Molti danno il loro meglio sicuramente se mangiati crudi, ma oggi con l’inquinamento delle acque è preferibile lasciarli aprire in padella con un filo d’olio e dell’aglio. Infatti questi molluschi filtrano decine di litri d’acqua al giorno ed è facile che possano essere contaminati.

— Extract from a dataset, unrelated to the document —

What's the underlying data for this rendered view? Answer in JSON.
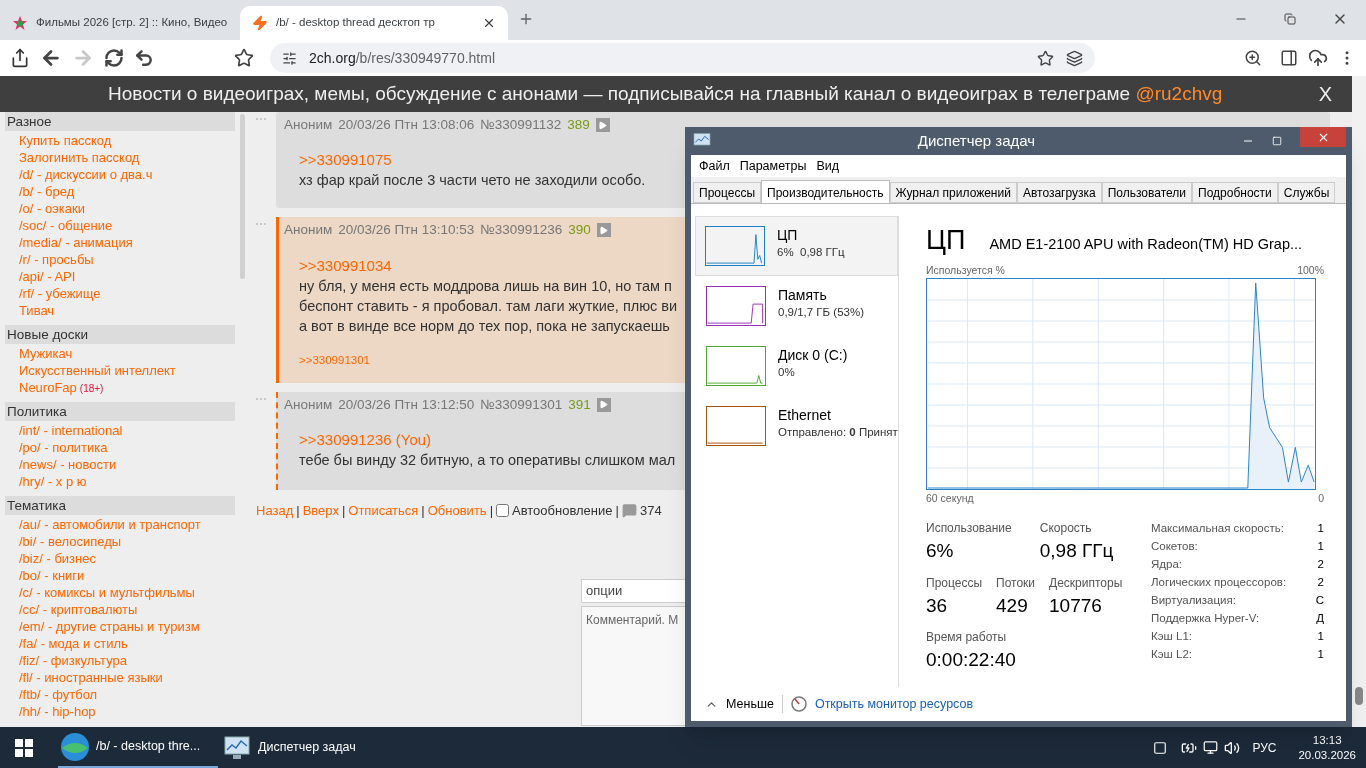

Al momento dell’acquisto assicuratevi che siano ancora vivi, scartate quelli aperti e controllate che abbiano un buon odore. In pescheria si trovano già spurgati, altrimenti lasciateli per un’oretta a bagno con acqua e sale. Per quanto riguarda le cozze raschiatele con un coltellino esternamente e strappate il filo solo al momento di cucinarle, consiglio sempre di aprirle a parte in modo da poter filtrare il liquido che lasceranno.

Se occorre preparare un sautée di frutti di mare, fate attenzione che ogni tipologia ha il suo tempo di cottura, quindi procedete ad inserire in padella a distanza di 1 minuto l’un dall’altro, mandorle e fasolari, a seguire tartufi e cozze ed infine vongole e lupini. Questo piccolo accorgimento renderà omogenea la cottura del vostro sautée, lasciando intatti tutti i profumi evitando di stracuocere i molluschi rendendoli insipidi e gommosi.